Valuing a currency
THERE is much comparison with the ringgit against the US dollar, and in reality that is really not fair.
Going by the size of the US economy, the status of the dollar as the world’s reserve currency and the preference for the dollar in times of uncertainty, there is an easy explanation why the US dollar is strong.
Even with the dollar’s strength, one has to look at the ringgit’s position against a bunch of other currencies that have performed worse against the dollar.
In short, the ringgit has done well against a basket of currencies apart from the dollar and the ringgit on a nominal effective exchange rate basis is undervalued.
But when comparing against the Singapore dollar, well, the same argument can be had where the Singapore economy has a better credit rating and its wealth far surpasses its debt.
But the shame of it all for the ringgit in comparing with the Singapore dollar is that both countries have people who share the same ethnicity and cultures.
We celebrate the same major religious festivals, speak the same languages and share the same type of food, albeit it tastes better here than in the republic.
But to see one Singapore dollar buying RM3.24 today when it started off at 1:1, one cannot help to wonder what went wrong. And that is despite Malaysia having the better luck when it comes to natural resources.
A reversal of the decline can surely start by having a commitment to correct the wrongs in the country, to put in place the universal accepted standards of governance and have the right policies that will steer the country in the proper direction.
LEAP to ACE
THE much awaited proposed framework for companies from the LEAP Market to get transferred to the ACE Market is here. Well, not quite.

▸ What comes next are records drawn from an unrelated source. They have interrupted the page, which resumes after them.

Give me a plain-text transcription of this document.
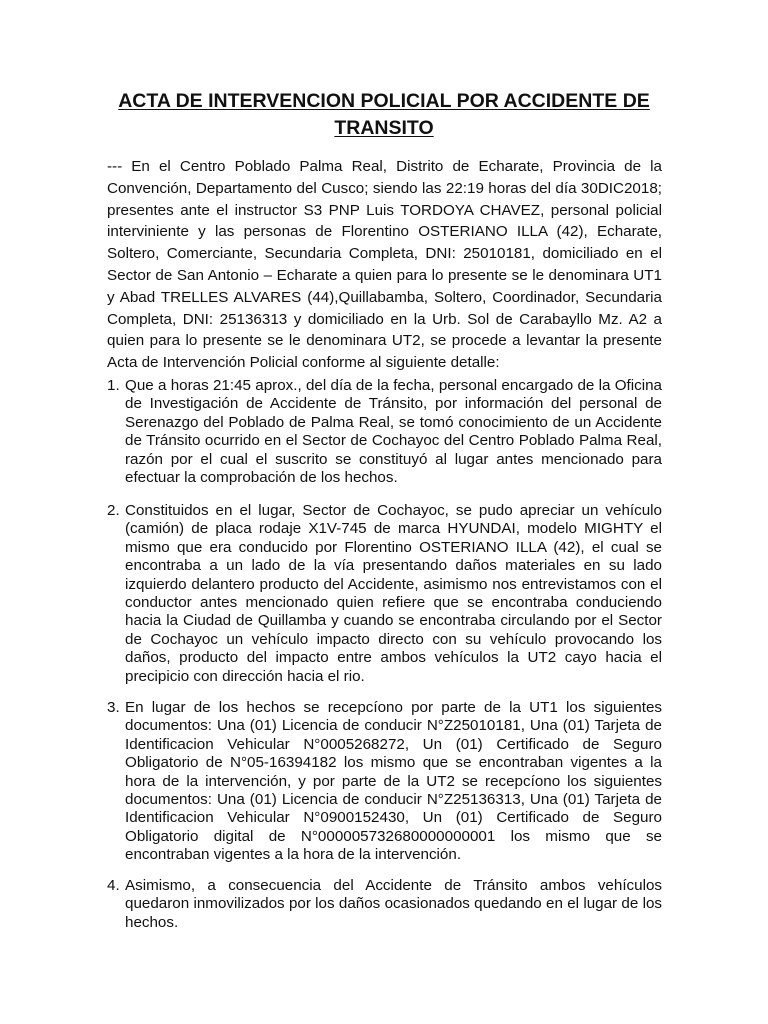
ACTA DE INTERVENCION POLICIAL POR ACCIDENTE DE TRANSITO

--- En el Centro Poblado Palma Real, Distrito de Echarate, Provincia de la Convención, Departamento del Cusco; siendo las 22:19 horas del día 30DIC2018; presentes ante el instructor S3 PNP Luis TORDOYA CHAVEZ, personal policial interviniente y las personas de Florentino OSTERIANO ILLA (42), Echarate, Soltero, Comerciante, Secundaria Completa, DNI: 25010181, domiciliado en el Sector de San Antonio – Echarate a quien para lo presente se le denominara UT1 y Abad TRELLES ALVARES (44),Quillabamba, Soltero, Coordinador, Secundaria Completa, DNI: 25136313 y domiciliado en la Urb. Sol de Carabayllo Mz. A2 a quien para lo presente se le denominara UT2, se procede a levantar la presente Acta de Intervención Policial conforme al siguiente detalle:

1. Que a horas 21:45 aprox., del día de la fecha, personal encargado de la Oficina de Investigación de Accidente de Tránsito, por información del personal de Serenazgo del Poblado de Palma Real, se tomó conocimiento de un Accidente de Tránsito ocurrido en el Sector de Cochayoc del Centro Poblado Palma Real, razón por el cual el suscrito se constituyó al lugar antes mencionado para efectuar la comprobación de los hechos.
2. Constituidos en el lugar, Sector de Cochayoc, se pudo apreciar un vehículo (camión) de placa rodaje X1V-745 de marca HYUNDAI, modelo MIGHTY el mismo que era conducido por Florentino OSTERIANO ILLA (42), el cual se encontraba a un lado de la vía presentando daños materiales en su lado izquierdo delantero producto del Accidente, asimismo nos entrevistamos con el conductor antes mencionado quien refiere que se encontraba conduciendo hacia la Ciudad de Quillamba y cuando se encontraba circulando por el Sector de Cochayoc un vehículo impacto directo con su vehículo provocando los daños, producto del impacto entre ambos vehículos la UT2 cayo hacia el precipicio con dirección hacia el rio.
3. En lugar de los hechos se recepcíono por parte de la UT1 los siguientes documentos: Una (01) Licencia de conducir N°Z25010181, Una (01) Tarjeta de Identificacion Vehicular N°0005268272, Un (01) Certificado de Seguro Obligatorio de N°05-16394182 los mismo que se encontraban vigentes a la hora de la intervención, y por parte de la UT2 se recepcíono los siguientes documentos: Una (01) Licencia de conducir N°Z25136313, Una (01) Tarjeta de Identificacion Vehicular N°0900152430, Un (01) Certificado de Seguro Obligatorio digital de N°000005732680000000001 los mismo que se encontraban vigentes a la hora de la intervención.
4. Asimismo, a consecuencia del Accidente de Tránsito ambos vehículos quedaron inmovilizados por los daños ocasionados quedando en el lugar de los hechos.
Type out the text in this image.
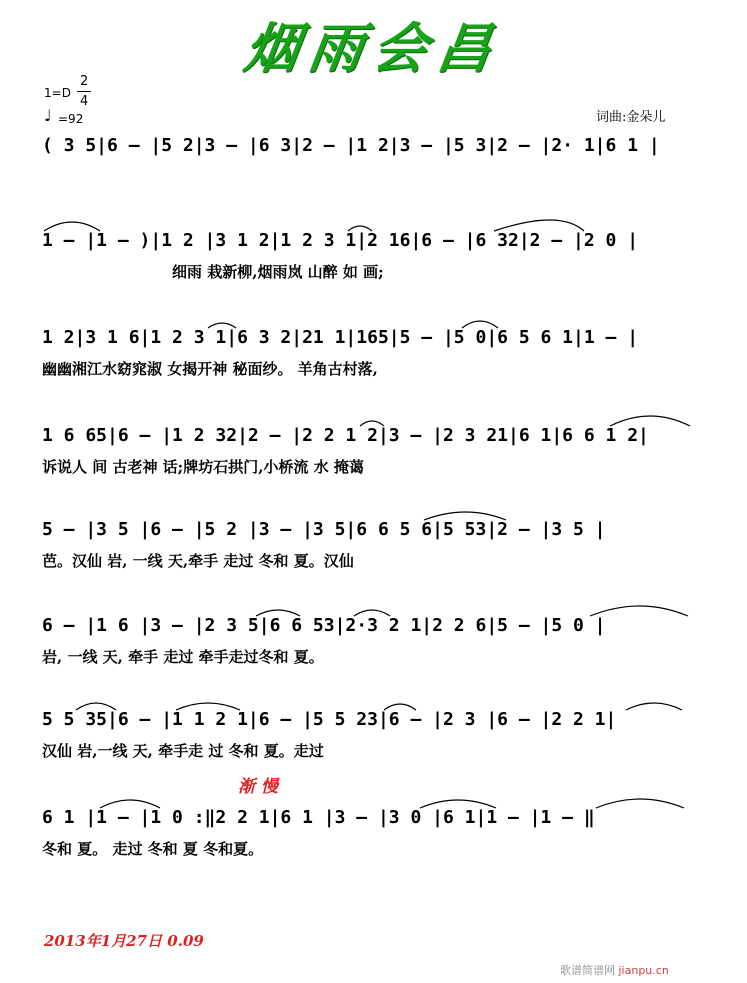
烟雨会昌
1=D
2
4
♩ =92	词曲:金朵儿
( 3 5|6 – |5 2|3 – |6 3|2 – |1 2|3 – |5 3|2 – |2· 1|6 1 |
1 – |1 – )|1 2 |3 1 2|1 2 3 1|2 16|6 – |6 32|2 – |2 0 |
细雨 栽新柳,烟雨岚 山醉 如 画;
1 2|3 1 6|1 2 3 1|6 3 2|21 1|165|5 – |5 0|6 5 6 1|1 – |
幽幽湘江水窈窕淑 女揭开神 秘面纱。 羊角古村落,
1 6 65|6 – |1 2 32|2 – |2 2 1 2|3 – |2 3 21|6 1|6 6 1 2|
诉说人 间 古老神 话;牌坊石拱门,小桥流 水 掩蔼
5 – |3 5 |6 – |5 2 |3 – |3 5|6 6 5 6|5 53|2 – |3 5 |
芭。汉仙 岩, 一线 天,牵手 走过 冬和 夏。汉仙
6 – |1 6 |3 – |2 3 5|6 6 53|2·3 2 1|2 2 6|5 – |5 0 |
岩, 一线 天, 牵手 走过 牵手走过冬和 夏。
5 5 35|6 – |1 1 2 1|6 – |5 5 23|6 – |2 3 |6 – |2 2 1|
汉仙 岩,一线 天, 牵手走 过 冬和 夏。走过
渐 慢
6 1 |1 – |1 0 :‖2 2 1|6 1 |3 – |3 0 |6 1|1 – |1 – ‖
冬和 夏。 走过 冬和 夏 冬和夏。
2013年1月27日 0.09
歌谱简谱网 jianpu.cn
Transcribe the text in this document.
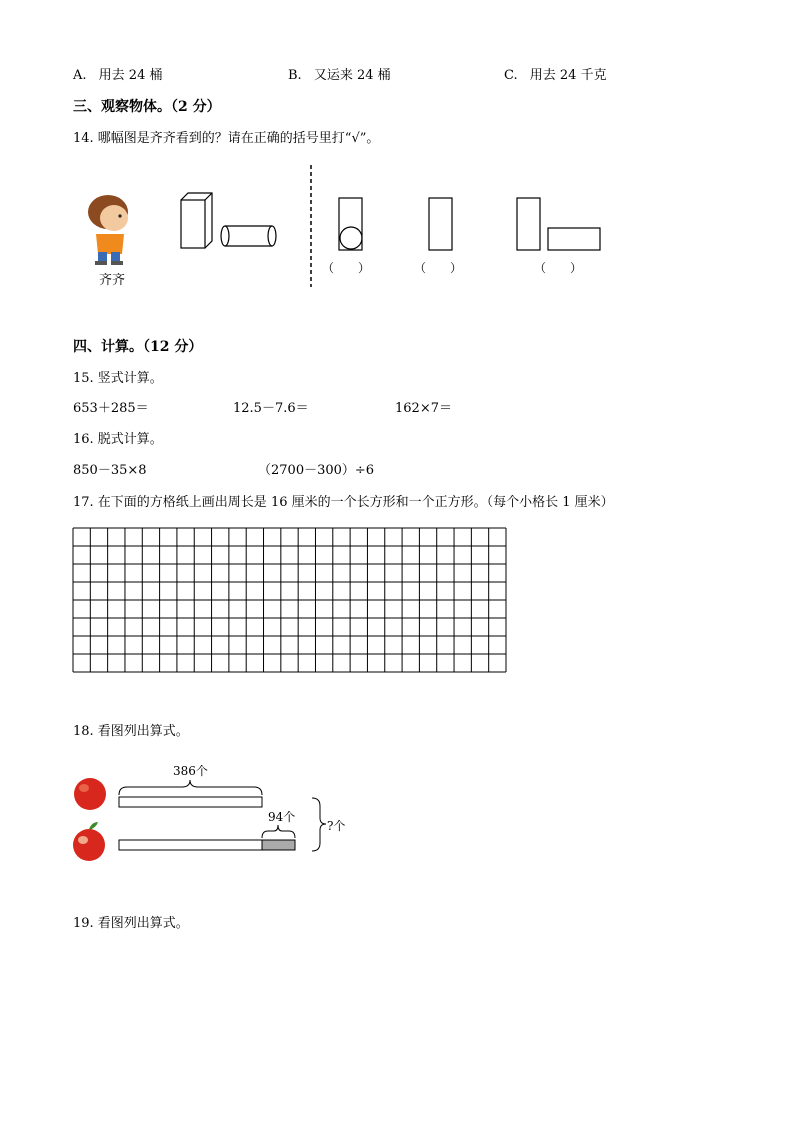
A. 用去 24 桶	B. 又运来 24 桶	C. 用去 24 千克
三、观察物体。（2 分）
14. 哪幅图是齐齐看到的？请在正确的括号里打“√”。
齐齐
（　　）	（　　）	（　　）
四、计算。（12 分）
15. 竖式计算。
653＋285＝	12.5－7.6＝	162×7＝
16. 脱式计算。
850－35×8	（2700－300）÷6
17. 在下面的方格纸上画出周长是 16 厘米的一个长方形和一个正方形。（每个小格长 1 厘米）
18. 看图列出算式。
386个
94个
?个
19. 看图列出算式。
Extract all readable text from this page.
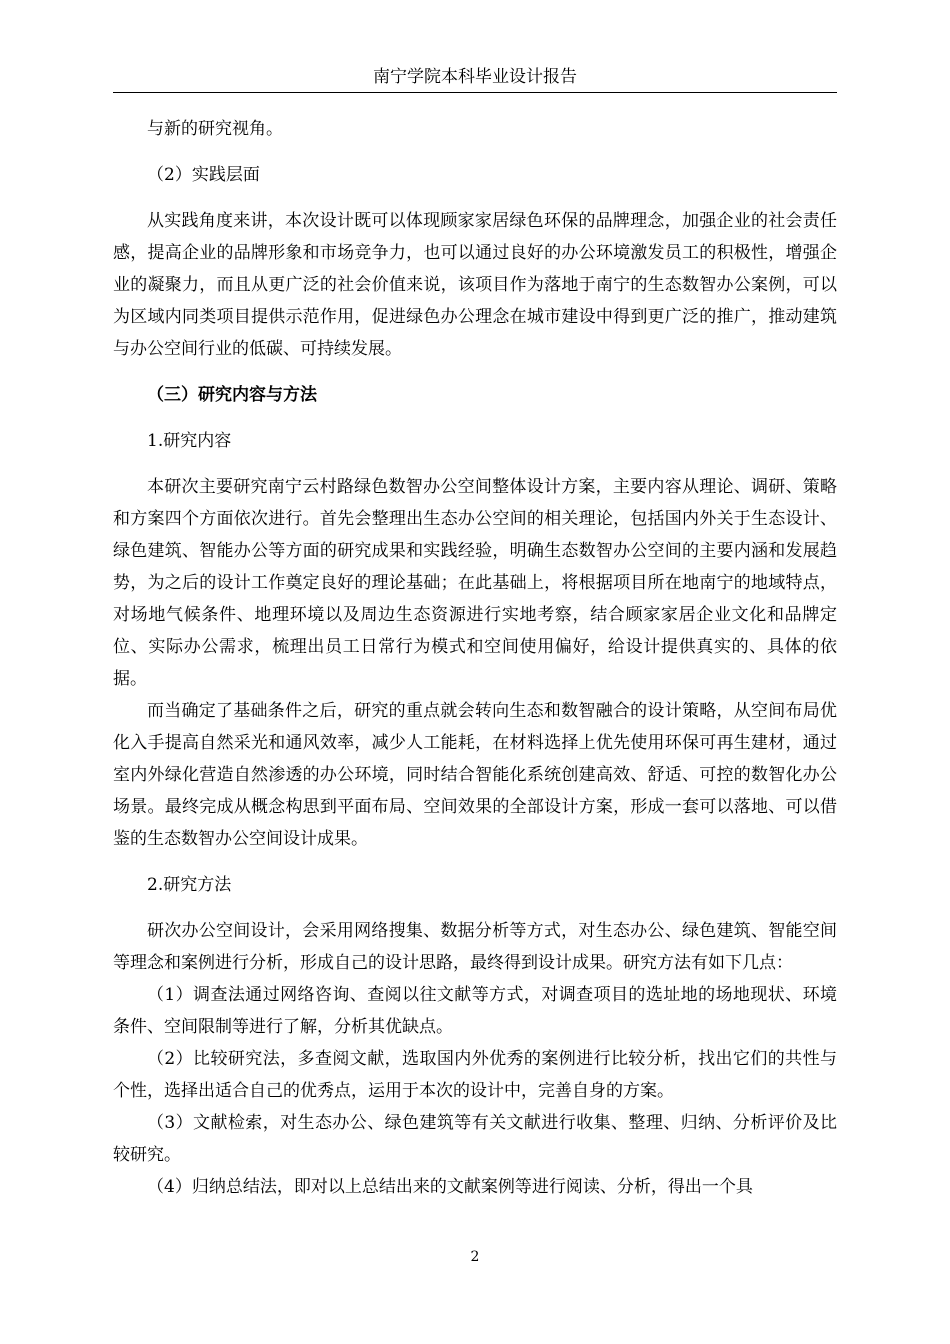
南宁学院本科毕业设计报告

与新的研究视角。

（2）实践层面

从实践角度来讲，本次设计既可以体现顾家家居绿色环保的品牌理念，加强企业的社会责任感，提高企业的品牌形象和市场竞争力，也可以通过良好的办公环境激发员工的积极性，增强企业的凝聚力，而且从更广泛的社会价值来说，该项目作为落地于南宁的生态数智办公案例，可以为区域内同类项目提供示范作用，促进绿色办公理念在城市建设中得到更广泛的推广，推动建筑与办公空间行业的低碳、可持续发展。

（三）研究内容与方法

1.研究内容

本研次主要研究南宁云村路绿色数智办公空间整体设计方案，主要内容从理论、调研、策略和方案四个方面依次进行。首先会整理出生态办公空间的相关理论，包括国内外关于生态设计、绿色建筑、智能办公等方面的研究成果和实践经验，明确生态数智办公空间的主要内涵和发展趋势，为之后的设计工作奠定良好的理论基础；在此基础上，将根据项目所在地南宁的地域特点，对场地气候条件、地理环境以及周边生态资源进行实地考察，结合顾家家居企业文化和品牌定位、实际办公需求，梳理出员工日常行为模式和空间使用偏好，给设计提供真实的、具体的依据。

而当确定了基础条件之后，研究的重点就会转向生态和数智融合的设计策略，从空间布局优化入手提高自然采光和通风效率，减少人工能耗，在材料选择上优先使用环保可再生建材，通过室内外绿化营造自然渗透的办公环境，同时结合智能化系统创建高效、舒适、可控的数智化办公场景。最终完成从概念构思到平面布局、空间效果的全部设计方案，形成一套可以落地、可以借鉴的生态数智办公空间设计成果。

2.研究方法

研次办公空间设计，会采用网络搜集、数据分析等方式，对生态办公、绿色建筑、智能空间等理念和案例进行分析，形成自己的设计思路，最终得到设计成果。研究方法有如下几点：

（1）调查法通过网络咨询、查阅以往文献等方式，对调查项目的选址地的场地现状、环境条件、空间限制等进行了解，分析其优缺点。

（2）比较研究法，多查阅文献，选取国内外优秀的案例进行比较分析，找出它们的共性与个性，选择出适合自己的优秀点，运用于本次的设计中，完善自身的方案。

（3）文献检索，对生态办公、绿色建筑等有关文献进行收集、整理、归纳、分析评价及比较研究。

（4）归纳总结法，即对以上总结出来的文献案例等进行阅读、分析，得出一个具

2
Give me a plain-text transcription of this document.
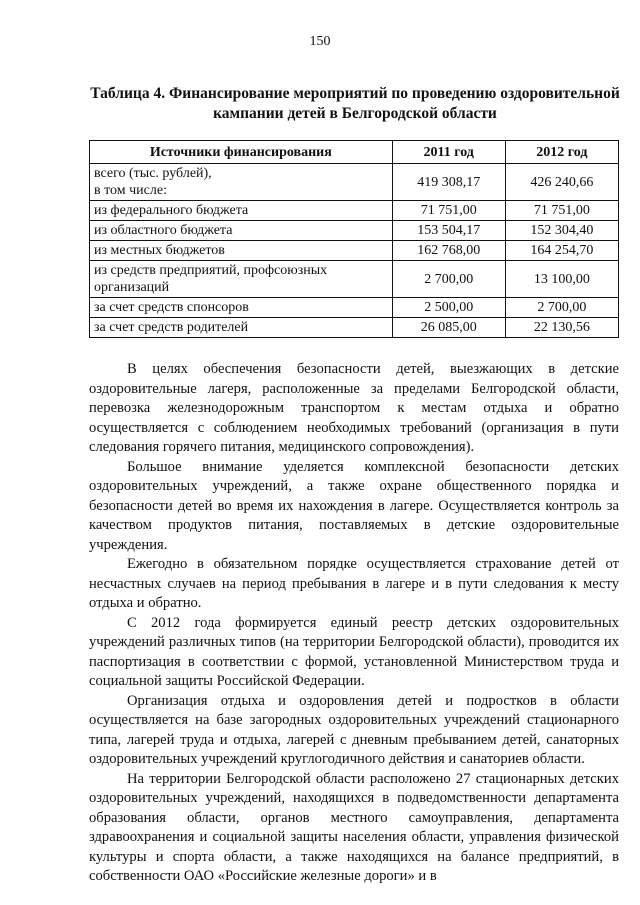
150
Таблица 4. Финансирование мероприятий по проведению оздоровительной
кампании детей в Белгородской области
Источники финансирования	2011 год	2012 год
всего (тыс. рублей),
в том числе:	419 308,17	426 240,66
из федерального бюджета	71 751,00	71 751,00
из областного бюджета	153 504,17	152 304,40
из местных бюджетов	162 768,00	164 254,70
из средств предприятий, профсоюзных
организаций	2 700,00	13 100,00
за счет средств спонсоров	2 500,00	2 700,00
за счет средств родителей	26 085,00	22 130,56

В целях обеспечения безопасности детей, выезжающих в детские оздоровительные лагеря, расположенные за пределами Белгородской области, перевозка железнодорожным транспортом к местам отдыха и обратно осуществляется с соблюдением необходимых требований (организация в пути следования горячего питания, медицинского сопровождения).

Большое внимание уделяется комплексной безопасности детских оздоровительных учреждений, а также охране общественного порядка и безопасности детей во время их нахождения в лагере. Осуществляется контроль за качеством продуктов питания, поставляемых в детские оздоровительные учреждения.

Ежегодно в обязательном порядке осуществляется страхование детей от несчастных случаев на период пребывания в лагере и в пути следования к месту отдыха и обратно.

С 2012 года формируется единый реестр детских оздоровительных учреждений различных типов (на территории Белгородской области), проводится их паспортизация в соответствии с формой, установленной Министерством труда и социальной защиты Российской Федерации.

Организация отдыха и оздоровления детей и подростков в области осуществляется на базе загородных оздоровительных учреждений стационарного типа, лагерей труда и отдыха, лагерей с дневным пребыванием детей, санаторных оздоровительных учреждений круглогодичного действия и санаториев области.

На территории Белгородской области расположено 27 стационарных детских оздоровительных учреждений, находящихся в подведомственности департамента образования области, органов местного самоуправления, департамента здравоохранения и социальной защиты населения области, управления физической культуры и спорта области, а также находящихся на балансе предприятий, в собственности ОАО «Российские железные дороги» и в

This week, Bursa Malaysia said it is seeking public feedback on the amendments it needs to make changes to its listing rules to facilitate this process of accelerating LEAP-listed companies into the ACE Market. This has been something long awaited by market participants.
Bursa said any LEAP Market-listed entity seeking a transfer of listing must meet the suitability assessment by a sponsor under the ACE Market listing rules, has been listed for at least two years on the LEAP Market, and completed its business plan and fully used the proceeds raised from its LEAP listing.
On paper, the ACE Market listing rules do not require applicants to have a profit track record. This would mean that LEAP Market-listed companies should not have much challenges in that aspect.
However, what is interesting to note is that in reality, it does seem that only profitable companies get approved to list on the ACE Market. And those that typically list, have profits of at least RM5mil.
Hence the question that arises is do the companies coming through the LEAP Market funnel into the ACE Market will also have to display such high profits? If so, it may hamper the number of companies who get through.
That may not be a bad thing, considering that companies that are already profitable have a higher chance of success and hence pose less risk to investors. But if that unwritten rule is applied, then having a LEAP to ACE Market funnel for such listings may prove to be not so useful.
Perhaps some middle-of-the-road approach ought to be taken, considering that the LEAP Market companies have proven some level of their mettle following their two years of being listed on the former market.
Ringgit poser for planters
A potential appreciation of the ringgit against the US dollar by the end of this year will likely have a mixed impact on local planters’ future earnings.
Fundamentally, the ringgit is now seen to be on a stronger footing, supported by firming domestic demand, robust external sector and still elevated global commodity prices.
Despite being traded around RM4.45 to the US dollar over the last two weeks, the weakest in five years, the local currency has appreciated against other major currencies such as the euro (4.1%), British pound (4%) and Japanese yen (8.4%) over the past seven months.
For local plantation companies, the strengthening of the ringgit to the greenback will be most beneficial particularly for those with the bulk of their borrowings and fertiliser costs that are denominated in the US dollar.
For example, fertiliser, which accounts for 30% to 35% of most oil palm planters’ total cost of production, soared over 30% at record prices. This makes it rather challenging for planters to manage their rising costs.
Hence, a ringgit appreciation could help lift upstream planters’ earnings before interest, tax, depreciation and amortisation as well as improve on their net gearing levels.
A local brokerage recently cited that the US dollar appreciation against the ringgit by 1% could result in an impact of RM23mil for Sime Darby Plantation Bhd.
On the flip side, a strong ringgit appreciation, however, will not benefit the top line of many upstream plantation companies. This is because most of these planters’ upstream businesses are adopting the crude palm oil (CPO) selling strategy at an average of 70:30 ratio in the spot and futures contracts.
With only 30% used for forward contracts, a potential ringgit appreciation will not likely provide good returns to upstream players.
The CPO spot price is currently trading at around RM4,350 per tonne while the third benchmark CPO futures contract is trading at about RM4,270 per tonne.
Bearing all these factors, all eyes are now set on the release of the planters’ second-quarter results for 2022, slated by the end of this month.